La couleur, - polyphonie d'interjections, onomatopées, adverbes, néologismes, métaplasmes carmins et pervenches -, poussait drue.

***

J'en étais là, guettant la chute, lorsque je m'aperçus que des pages arrachées manquaient, et que le récit s'arrêtait net, me laissant sur ma faim, sans espoir aucun d'échapper à pareille lacune

C'était effroyable de m'abandonner de la sorte, démuni, sans aboutissement Il fallait m'expliquer mieux ce qui s'était produit

Je décidai alors de relire le tout, en accordant plus d'attention, à la syntaxe et aux images proposées De ce que je venais d'explorer, je n'avais en réalité retenu à la première lecture qu'une brume fringante, difficile à percer.

Bien sûr, j'avais subodoré que le terrain paysagé, d'agrément, si présent au début, avec ses coloris nuancés, était en cause.

Toutefois, comment comprendre le rapport entre le vert tendre, l'ocre, le parme des syntagmes, et le mauve des tiges à guimauve supposée des buddleia ou des eschscholtzia ?

Devais-je lire là quelque allusion à un tableau célèbre, - un chef d'oeuvre de Chaibbac, un petit Mino, un Picavo ?

Ou bien un Nidzgorluge, un Kaczÿ, un Nitcrocwski ?

La dimension picturale de cette description déguisée, probablement cryptée, m'invitait à le penser 

Néanmoins mes connaissances en histoire de l'art, quoi qu'assez étendues, généralement, - au-delà de la moyenne, en tout cas -, ne se montraient point suffisantes 

Encore que !

 J'avais en tête une toile de Coquelet, à la Fondation pour le Lasc'Art, de Beaumont, laquelle me paraissait établir une analogie ténue, certes, mais un lien tout de même entre ce "roman" ou témoignage apparemment décousu, et une réalité que je pressentais supérieure, message chiffré, qu'il me fallait absolument décoder !

La suite du carnet, avec ses sous-entendus littéraires, XVIIIe siècle, libertinage, lumières, XXe, expressionnisme, naja, cobra - et compagnie -, ne m'éclaira pas davantage.

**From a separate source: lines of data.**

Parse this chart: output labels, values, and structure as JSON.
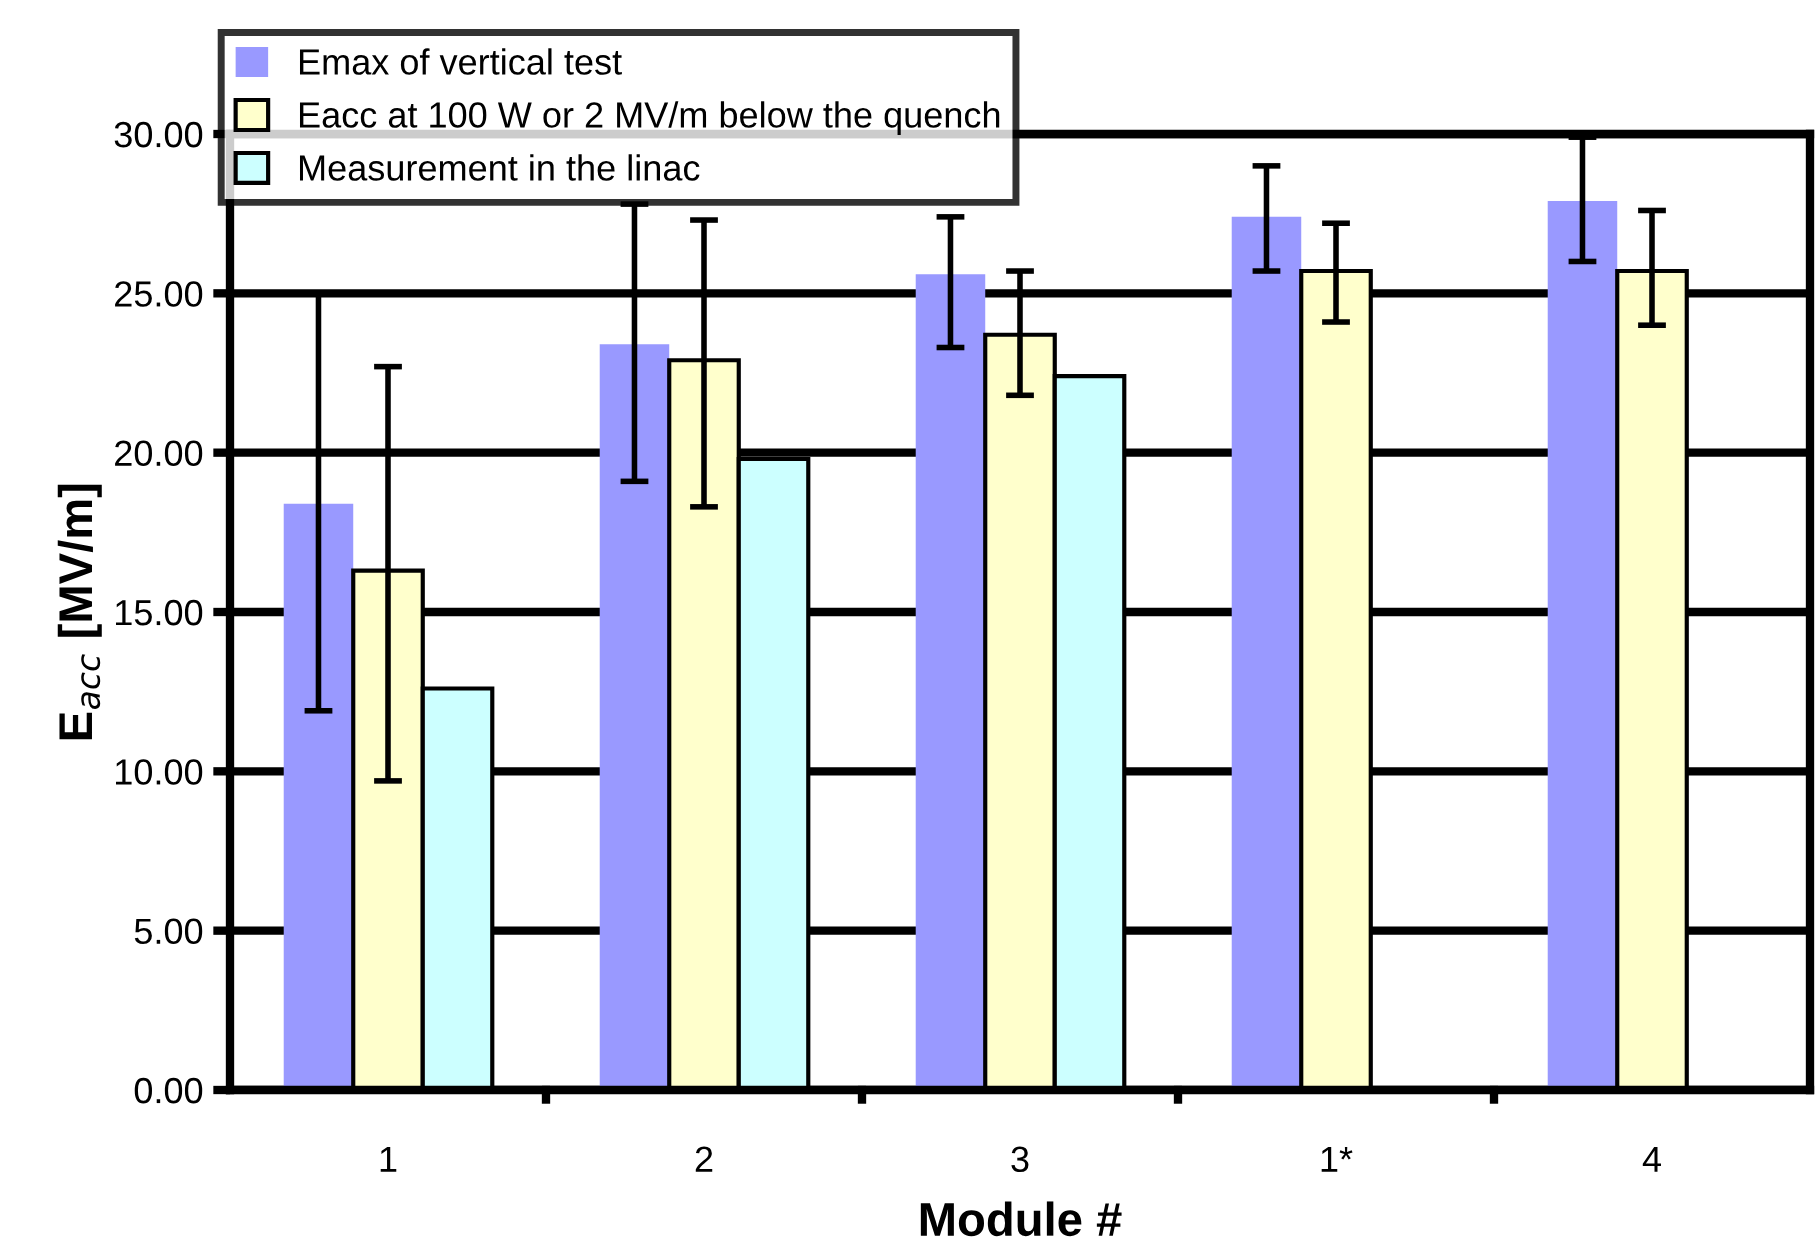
{
  "chart_data": {
    "type": "bar",
    "xlabel": "Module #",
    "ylabel": "E$_{acc}$ [MV/m]",
    "categories": [
      "1",
      "2",
      "3",
      "1*",
      "4"
    ],
    "series": [
      {
        "name": "Emax of vertical test",
        "color": "#9999ff",
        "values": [
          18.4,
          23.4,
          25.6,
          27.4,
          27.9
        ],
        "errors": [
          [
            11.9,
            25.0
          ],
          [
            19.1,
            27.8
          ],
          [
            23.3,
            27.4
          ],
          [
            25.7,
            29.0
          ],
          [
            26.0,
            29.9
          ]
        ]
      },
      {
        "name": "Eacc at 100 W or 2 MV/m below the quench",
        "color": "#ffffcc",
        "values": [
          16.3,
          22.9,
          23.7,
          25.7,
          25.7
        ],
        "errors": [
          [
            9.7,
            22.7
          ],
          [
            18.3,
            27.3
          ],
          [
            21.8,
            25.7
          ],
          [
            24.1,
            27.2
          ],
          [
            24.0,
            27.6
          ]
        ]
      },
      {
        "name": "Measurement in the linac",
        "color": "#ccffff",
        "values": [
          12.6,
          19.8,
          22.4,
          null,
          null
        ]
      }
    ],
    "ylim": [
      0,
      30
    ],
    "yticks": [
      {
        "value": 0,
        "label": "0.00"
      },
      {
        "value": 5,
        "label": "5.00"
      },
      {
        "value": 10,
        "label": "10.00"
      },
      {
        "value": 15,
        "label": "15.00"
      },
      {
        "value": 20,
        "label": "20.00"
      },
      {
        "value": 25,
        "label": "25.00"
      },
      {
        "value": 30,
        "label": "30.00"
      }
    ],
    "grid": "y",
    "legend": "top left"
  }
}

Aussi dus-je me résoudre à lire et relire les bribes du texte, - que l'on eût pu qualifier de chapitres -, lesquels prolongeaient ces aveux crayonnés

***

Soudain je compris.

Dans le langage articulé comme dans le graphisme se devinait un incroyable jardin secret !

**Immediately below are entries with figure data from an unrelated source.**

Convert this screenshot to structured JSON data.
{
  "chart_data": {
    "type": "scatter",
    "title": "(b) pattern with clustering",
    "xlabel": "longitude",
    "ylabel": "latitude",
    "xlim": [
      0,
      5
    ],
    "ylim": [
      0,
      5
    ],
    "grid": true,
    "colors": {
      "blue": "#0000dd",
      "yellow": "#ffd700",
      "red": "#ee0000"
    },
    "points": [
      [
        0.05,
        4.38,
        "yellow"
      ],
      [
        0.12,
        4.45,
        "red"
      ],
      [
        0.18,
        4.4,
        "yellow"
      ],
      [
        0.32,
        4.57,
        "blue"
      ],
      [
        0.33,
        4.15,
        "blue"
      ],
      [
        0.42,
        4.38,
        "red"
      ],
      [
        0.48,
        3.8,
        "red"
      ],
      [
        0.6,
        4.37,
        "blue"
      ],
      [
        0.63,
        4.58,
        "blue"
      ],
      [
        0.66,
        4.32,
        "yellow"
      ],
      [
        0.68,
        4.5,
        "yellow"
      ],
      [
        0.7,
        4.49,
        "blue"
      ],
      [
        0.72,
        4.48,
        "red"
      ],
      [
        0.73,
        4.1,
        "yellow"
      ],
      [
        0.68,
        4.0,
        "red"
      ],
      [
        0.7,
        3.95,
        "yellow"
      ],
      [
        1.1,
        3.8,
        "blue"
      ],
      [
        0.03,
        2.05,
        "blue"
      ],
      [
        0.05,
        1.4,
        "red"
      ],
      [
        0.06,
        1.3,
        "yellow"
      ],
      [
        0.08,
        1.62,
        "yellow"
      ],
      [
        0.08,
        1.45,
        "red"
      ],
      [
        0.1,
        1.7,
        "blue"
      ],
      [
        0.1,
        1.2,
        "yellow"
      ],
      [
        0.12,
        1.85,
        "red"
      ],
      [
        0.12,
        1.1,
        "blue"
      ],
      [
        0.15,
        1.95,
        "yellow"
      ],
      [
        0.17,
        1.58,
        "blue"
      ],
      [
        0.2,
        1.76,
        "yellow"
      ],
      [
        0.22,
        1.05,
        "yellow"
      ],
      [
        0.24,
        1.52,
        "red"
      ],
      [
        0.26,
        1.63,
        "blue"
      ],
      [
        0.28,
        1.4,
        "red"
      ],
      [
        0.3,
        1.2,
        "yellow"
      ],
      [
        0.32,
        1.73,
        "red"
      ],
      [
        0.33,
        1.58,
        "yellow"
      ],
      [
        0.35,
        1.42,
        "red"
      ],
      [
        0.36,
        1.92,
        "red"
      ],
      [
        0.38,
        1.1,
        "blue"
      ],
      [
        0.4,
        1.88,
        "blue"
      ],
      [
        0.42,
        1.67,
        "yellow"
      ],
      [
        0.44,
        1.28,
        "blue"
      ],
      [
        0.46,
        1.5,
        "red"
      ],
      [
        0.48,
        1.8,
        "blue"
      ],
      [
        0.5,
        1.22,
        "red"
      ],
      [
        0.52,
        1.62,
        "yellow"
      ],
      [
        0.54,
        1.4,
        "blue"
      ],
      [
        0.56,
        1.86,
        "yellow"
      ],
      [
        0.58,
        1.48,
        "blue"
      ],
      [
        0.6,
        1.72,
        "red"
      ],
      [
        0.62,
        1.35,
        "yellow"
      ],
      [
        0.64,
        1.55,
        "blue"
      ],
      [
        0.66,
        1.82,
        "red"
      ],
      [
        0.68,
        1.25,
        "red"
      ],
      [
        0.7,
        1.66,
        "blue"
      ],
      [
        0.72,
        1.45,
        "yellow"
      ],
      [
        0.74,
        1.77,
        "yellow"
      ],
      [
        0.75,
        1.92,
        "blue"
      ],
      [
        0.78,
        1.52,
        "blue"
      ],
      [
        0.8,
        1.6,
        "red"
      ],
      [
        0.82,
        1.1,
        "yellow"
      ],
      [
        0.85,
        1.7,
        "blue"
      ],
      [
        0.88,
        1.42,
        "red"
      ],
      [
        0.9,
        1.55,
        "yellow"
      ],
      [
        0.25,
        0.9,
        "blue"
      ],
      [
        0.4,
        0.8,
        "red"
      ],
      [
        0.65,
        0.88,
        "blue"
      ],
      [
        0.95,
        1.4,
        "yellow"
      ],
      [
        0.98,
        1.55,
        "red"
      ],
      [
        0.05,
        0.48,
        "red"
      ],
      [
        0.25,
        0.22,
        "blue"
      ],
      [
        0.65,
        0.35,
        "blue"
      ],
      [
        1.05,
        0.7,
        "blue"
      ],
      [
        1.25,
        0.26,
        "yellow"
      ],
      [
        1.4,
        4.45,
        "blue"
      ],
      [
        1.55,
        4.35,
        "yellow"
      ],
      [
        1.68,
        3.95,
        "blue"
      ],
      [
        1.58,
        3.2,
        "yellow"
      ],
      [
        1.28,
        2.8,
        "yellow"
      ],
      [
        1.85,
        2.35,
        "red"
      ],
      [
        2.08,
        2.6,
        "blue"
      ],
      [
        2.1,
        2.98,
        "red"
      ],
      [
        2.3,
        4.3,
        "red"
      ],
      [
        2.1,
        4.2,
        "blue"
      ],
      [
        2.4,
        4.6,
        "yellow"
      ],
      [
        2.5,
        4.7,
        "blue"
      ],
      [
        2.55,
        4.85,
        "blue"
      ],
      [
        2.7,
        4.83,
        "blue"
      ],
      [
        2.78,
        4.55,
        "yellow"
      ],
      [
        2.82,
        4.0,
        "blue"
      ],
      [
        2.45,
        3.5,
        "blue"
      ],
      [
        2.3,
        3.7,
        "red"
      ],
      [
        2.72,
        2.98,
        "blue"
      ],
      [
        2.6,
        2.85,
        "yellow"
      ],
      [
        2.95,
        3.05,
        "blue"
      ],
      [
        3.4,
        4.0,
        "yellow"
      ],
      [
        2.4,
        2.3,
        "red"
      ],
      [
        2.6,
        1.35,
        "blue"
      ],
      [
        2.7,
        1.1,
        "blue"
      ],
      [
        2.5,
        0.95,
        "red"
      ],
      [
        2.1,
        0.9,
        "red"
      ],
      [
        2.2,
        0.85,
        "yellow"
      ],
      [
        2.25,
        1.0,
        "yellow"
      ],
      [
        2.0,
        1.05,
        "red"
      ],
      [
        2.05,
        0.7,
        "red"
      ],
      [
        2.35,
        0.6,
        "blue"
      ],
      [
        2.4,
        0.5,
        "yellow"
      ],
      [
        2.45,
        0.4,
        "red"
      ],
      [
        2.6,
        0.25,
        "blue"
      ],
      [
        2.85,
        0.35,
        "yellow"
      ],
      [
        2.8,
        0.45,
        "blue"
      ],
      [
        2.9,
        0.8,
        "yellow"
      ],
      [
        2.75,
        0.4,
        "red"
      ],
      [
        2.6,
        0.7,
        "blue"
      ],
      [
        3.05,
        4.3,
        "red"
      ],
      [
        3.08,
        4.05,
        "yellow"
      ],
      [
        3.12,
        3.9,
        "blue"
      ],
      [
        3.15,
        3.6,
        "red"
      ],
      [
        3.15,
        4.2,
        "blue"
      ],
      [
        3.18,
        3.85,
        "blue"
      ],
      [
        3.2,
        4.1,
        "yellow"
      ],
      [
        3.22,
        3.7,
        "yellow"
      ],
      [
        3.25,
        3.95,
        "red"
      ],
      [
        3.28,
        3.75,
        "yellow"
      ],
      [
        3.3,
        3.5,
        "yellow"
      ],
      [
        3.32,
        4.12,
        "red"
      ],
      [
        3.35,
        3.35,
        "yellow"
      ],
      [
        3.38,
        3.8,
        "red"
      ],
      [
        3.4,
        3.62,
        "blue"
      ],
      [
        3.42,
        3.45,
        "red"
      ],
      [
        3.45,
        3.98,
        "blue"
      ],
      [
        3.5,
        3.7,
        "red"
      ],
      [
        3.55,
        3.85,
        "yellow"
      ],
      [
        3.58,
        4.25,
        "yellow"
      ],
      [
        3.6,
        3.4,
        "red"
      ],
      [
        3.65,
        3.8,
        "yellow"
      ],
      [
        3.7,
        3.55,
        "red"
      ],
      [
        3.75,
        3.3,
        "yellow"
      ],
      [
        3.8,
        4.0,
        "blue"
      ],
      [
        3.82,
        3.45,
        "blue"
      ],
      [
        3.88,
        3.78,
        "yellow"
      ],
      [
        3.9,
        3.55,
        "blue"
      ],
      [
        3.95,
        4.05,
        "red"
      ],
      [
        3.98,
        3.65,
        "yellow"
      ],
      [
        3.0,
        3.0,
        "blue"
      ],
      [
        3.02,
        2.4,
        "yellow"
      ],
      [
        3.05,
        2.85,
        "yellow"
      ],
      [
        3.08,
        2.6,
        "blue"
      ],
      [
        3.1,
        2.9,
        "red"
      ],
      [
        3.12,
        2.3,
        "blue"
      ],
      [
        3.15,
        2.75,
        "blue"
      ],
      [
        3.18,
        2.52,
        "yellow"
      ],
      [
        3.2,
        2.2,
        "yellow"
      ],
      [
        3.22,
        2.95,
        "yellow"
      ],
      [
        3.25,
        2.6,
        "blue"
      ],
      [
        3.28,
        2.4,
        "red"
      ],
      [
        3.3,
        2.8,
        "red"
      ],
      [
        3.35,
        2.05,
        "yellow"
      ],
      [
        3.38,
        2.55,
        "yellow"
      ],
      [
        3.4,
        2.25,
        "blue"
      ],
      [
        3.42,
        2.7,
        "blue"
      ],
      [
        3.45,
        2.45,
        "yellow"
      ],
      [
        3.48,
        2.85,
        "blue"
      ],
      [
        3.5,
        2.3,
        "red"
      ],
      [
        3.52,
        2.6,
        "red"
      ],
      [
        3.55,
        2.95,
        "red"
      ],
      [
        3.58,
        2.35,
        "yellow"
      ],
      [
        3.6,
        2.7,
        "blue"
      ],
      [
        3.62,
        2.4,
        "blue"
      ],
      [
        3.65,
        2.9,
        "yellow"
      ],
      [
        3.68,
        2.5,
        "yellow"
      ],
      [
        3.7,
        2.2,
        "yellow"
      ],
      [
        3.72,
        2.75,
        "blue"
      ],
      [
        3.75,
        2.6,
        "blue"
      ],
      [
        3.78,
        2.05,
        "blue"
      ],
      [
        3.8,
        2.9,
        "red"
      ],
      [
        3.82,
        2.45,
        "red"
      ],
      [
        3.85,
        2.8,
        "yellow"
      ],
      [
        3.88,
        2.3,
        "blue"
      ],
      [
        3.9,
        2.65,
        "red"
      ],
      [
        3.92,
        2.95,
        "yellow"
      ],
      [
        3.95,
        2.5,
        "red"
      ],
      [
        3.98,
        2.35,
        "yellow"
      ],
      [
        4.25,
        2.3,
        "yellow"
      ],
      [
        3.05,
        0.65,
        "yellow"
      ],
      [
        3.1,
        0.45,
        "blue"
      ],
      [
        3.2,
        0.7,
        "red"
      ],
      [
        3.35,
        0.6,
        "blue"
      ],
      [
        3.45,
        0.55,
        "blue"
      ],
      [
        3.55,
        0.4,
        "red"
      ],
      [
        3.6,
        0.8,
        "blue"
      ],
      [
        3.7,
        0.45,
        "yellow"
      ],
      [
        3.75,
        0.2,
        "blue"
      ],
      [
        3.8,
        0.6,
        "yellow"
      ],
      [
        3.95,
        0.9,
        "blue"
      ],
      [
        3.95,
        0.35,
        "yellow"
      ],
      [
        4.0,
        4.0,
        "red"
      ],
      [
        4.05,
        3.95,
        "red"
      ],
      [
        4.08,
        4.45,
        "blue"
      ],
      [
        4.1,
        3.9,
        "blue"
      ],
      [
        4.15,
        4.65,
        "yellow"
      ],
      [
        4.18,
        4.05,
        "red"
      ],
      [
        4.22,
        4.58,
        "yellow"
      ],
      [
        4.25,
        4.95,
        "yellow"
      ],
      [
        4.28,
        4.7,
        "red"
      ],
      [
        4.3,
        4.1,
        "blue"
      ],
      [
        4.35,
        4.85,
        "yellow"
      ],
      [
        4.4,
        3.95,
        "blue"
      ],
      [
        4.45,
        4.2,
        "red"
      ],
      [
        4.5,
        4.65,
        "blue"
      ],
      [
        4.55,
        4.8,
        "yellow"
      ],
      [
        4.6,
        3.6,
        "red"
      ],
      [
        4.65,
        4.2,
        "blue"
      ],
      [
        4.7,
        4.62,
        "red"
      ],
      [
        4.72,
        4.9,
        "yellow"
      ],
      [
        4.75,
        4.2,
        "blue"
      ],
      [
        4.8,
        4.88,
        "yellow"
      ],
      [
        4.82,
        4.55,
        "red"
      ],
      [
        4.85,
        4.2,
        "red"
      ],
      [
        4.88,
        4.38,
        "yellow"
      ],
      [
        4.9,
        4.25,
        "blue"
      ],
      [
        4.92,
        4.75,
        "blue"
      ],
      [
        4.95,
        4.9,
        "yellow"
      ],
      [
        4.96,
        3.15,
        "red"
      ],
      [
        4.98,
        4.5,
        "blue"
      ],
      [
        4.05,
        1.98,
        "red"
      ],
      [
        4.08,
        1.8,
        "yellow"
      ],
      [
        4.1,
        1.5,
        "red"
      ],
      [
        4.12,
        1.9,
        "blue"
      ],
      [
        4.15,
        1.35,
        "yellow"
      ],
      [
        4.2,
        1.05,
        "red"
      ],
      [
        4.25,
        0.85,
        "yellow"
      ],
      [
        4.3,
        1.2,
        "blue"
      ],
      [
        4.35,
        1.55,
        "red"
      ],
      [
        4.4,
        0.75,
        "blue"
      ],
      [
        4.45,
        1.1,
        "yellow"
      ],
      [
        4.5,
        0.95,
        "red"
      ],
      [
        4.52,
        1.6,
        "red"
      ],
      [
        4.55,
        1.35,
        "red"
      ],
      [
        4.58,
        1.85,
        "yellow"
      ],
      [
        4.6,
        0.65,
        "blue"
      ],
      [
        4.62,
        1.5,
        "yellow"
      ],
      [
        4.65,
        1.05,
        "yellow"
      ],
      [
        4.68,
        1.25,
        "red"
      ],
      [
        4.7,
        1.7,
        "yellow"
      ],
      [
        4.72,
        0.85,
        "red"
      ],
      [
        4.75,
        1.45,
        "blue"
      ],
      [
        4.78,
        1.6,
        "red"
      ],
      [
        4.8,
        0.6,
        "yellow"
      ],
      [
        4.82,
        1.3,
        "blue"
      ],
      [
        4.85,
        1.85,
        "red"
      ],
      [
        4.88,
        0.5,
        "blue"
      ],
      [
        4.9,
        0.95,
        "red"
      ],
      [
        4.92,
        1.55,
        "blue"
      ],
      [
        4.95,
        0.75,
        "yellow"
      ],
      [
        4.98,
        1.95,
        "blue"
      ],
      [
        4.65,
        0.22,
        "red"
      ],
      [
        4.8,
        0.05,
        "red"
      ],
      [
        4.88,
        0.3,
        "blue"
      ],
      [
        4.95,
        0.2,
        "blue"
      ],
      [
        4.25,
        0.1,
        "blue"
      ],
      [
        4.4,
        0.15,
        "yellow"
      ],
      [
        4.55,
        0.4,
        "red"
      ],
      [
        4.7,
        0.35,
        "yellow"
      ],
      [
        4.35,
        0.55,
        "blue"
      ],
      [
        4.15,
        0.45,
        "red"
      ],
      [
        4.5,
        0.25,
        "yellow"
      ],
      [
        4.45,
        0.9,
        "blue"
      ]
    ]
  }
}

Derrière chaque fleur décrite, chatoyante, chaque massif tournoyant face au prisme des tons vifs, chaque buisson polychrome et surtout pas taillé il y avait un autoportrait à la chaise jaune, un autoportrait à la barre fixe, un autoportrait en mère, en fille, en amante, en maîtresse, en homme, en frère, en peintre, en poète

L'autoportrait schizophrénique, l'autoportrait à la mimique, l'autoportrait en jongleur d'adjectifs ou en utopiste fantaisiste

L'autoportrait en dilettante

En peintre.
En sculpteur.

Il y avait la couleur, il y avait les mots.

Le portrait en rire d'éternité, en Madame potelée, en théâtre à réaction.
Portrait d'épouvante, portrait en masse, portrait de feu.

Le portrait du lecteur.
Le mien, oui.

J'étais là moi aussi.

Toi également, d'ailleurs.

Finalement, peu importait qui était réellement l'auteur de ce carnet.